Kyle riemerse dalla cucina.
«Sto per chiudere» disse. «Hai finito?»
«Ti ringrazio» dissi. Pagai il conto e lasciai una bella mancia, sia per il cibo che per la discrezione di Kyle. Non erano
molte le tavole calde in cui due uomini potessero incontrarsi
e parlare di ciò di cui avevamo discusso Bennett e io senza
temere di essere ascoltati.
«È un brav’uomo» disse Kyle mentre l’auto di Bennett usciva dal parcheggio.
«Sì, lo è.»
Tornando verso Scarborough feci una deviazione per passare davanti al Blue Moon. Il nastro giallo della polizia sbatteva nella brezza penzolando da un pluviale, stagliandosi sullo
sfondo dei resti anneriti. Le finestre del bar erano ancora sigillate dalle tavole, la porta di acciaio chiusa da un pesante
catenaccio, ma le fiamme avevano aperto una voragine nel
tetto, avvicinandoti potevi avvertire un tanfo umido e, malgrado fossero passati anni, di legno bruciato.

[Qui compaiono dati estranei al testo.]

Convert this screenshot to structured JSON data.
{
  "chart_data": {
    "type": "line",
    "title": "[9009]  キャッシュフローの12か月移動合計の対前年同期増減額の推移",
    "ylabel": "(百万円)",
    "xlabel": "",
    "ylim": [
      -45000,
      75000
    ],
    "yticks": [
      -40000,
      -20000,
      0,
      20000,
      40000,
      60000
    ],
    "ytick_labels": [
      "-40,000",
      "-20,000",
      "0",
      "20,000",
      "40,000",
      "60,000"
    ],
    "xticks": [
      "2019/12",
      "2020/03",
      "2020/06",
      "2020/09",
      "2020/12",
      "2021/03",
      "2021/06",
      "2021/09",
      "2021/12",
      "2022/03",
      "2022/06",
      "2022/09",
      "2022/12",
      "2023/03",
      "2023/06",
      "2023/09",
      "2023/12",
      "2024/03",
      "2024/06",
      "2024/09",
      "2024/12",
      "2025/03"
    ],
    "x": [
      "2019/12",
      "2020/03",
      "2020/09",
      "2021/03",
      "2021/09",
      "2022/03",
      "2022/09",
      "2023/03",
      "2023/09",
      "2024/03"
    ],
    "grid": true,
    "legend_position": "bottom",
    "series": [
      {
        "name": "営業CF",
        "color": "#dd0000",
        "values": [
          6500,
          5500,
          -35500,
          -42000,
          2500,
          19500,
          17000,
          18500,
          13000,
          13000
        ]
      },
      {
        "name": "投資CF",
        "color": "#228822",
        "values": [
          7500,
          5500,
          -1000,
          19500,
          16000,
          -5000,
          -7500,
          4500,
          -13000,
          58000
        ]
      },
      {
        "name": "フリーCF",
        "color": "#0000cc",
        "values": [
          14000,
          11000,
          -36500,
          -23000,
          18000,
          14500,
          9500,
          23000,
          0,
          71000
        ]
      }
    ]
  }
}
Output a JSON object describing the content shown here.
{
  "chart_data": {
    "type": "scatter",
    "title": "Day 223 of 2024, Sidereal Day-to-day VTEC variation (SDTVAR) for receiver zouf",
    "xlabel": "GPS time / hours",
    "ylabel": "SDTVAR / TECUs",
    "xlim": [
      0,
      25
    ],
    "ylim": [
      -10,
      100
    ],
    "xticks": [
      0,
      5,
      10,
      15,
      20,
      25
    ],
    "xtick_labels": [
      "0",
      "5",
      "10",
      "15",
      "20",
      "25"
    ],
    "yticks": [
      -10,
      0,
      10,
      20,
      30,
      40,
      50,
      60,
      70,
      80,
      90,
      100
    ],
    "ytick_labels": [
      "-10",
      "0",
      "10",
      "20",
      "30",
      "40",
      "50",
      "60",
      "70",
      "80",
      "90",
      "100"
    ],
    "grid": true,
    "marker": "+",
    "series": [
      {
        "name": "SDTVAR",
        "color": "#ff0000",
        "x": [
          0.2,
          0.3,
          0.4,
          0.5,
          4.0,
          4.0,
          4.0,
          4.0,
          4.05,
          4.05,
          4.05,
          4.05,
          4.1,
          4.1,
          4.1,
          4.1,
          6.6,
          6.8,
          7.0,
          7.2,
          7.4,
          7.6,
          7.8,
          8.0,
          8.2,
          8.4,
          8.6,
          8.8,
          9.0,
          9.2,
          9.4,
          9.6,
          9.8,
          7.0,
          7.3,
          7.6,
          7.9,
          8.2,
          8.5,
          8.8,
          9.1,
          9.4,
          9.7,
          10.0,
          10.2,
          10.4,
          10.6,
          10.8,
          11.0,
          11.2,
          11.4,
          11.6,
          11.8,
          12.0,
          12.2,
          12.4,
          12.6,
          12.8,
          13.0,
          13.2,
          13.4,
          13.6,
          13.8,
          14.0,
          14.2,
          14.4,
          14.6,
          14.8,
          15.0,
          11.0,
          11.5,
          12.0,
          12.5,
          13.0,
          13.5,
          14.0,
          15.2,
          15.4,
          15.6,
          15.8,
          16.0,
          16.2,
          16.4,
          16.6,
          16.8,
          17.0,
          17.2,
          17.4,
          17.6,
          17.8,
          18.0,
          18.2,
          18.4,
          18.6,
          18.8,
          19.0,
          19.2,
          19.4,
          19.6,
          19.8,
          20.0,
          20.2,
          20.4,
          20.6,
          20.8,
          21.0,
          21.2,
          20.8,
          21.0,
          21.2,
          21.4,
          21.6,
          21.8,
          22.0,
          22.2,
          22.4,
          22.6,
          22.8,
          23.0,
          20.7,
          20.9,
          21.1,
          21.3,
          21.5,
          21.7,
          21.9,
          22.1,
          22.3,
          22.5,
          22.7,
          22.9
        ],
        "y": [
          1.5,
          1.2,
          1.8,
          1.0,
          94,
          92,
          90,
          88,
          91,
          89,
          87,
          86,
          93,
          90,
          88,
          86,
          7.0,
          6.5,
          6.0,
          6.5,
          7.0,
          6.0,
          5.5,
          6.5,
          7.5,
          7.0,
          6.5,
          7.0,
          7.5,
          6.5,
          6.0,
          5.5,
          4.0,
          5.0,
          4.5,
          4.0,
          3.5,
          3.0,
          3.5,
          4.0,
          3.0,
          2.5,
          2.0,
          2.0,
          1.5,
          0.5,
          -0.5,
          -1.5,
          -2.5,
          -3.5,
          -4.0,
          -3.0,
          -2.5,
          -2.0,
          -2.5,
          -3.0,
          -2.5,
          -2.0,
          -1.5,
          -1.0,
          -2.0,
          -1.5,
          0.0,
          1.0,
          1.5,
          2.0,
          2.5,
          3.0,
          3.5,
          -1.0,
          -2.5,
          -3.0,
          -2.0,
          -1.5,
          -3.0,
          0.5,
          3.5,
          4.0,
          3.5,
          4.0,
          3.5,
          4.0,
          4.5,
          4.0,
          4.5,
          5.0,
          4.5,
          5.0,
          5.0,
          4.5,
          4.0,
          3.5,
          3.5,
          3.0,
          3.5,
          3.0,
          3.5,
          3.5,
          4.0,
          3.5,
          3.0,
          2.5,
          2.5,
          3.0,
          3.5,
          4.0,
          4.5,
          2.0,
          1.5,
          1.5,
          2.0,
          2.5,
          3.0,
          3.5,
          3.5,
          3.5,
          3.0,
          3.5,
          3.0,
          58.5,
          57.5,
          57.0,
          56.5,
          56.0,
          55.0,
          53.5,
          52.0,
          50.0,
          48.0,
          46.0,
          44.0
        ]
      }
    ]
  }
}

Kyle e Bennett
avevano ragione: avrebbero dovuto demolirlo, e invece resisteva come una scura cellula cancerosa sulla distesa di trifoglio rosso alle sue spalle.
Ripartii, e le rovine del Blue Moon rimpicciolirono nel mio
specchietto retrovisore, fino a scomparire. Eppure sembrava
che qualcosa di esse fosse rimasto sul vetro, come un segno
lasciato da un dito annerito, un messaggio dei morti per rammentare ai vivi i loro debiti.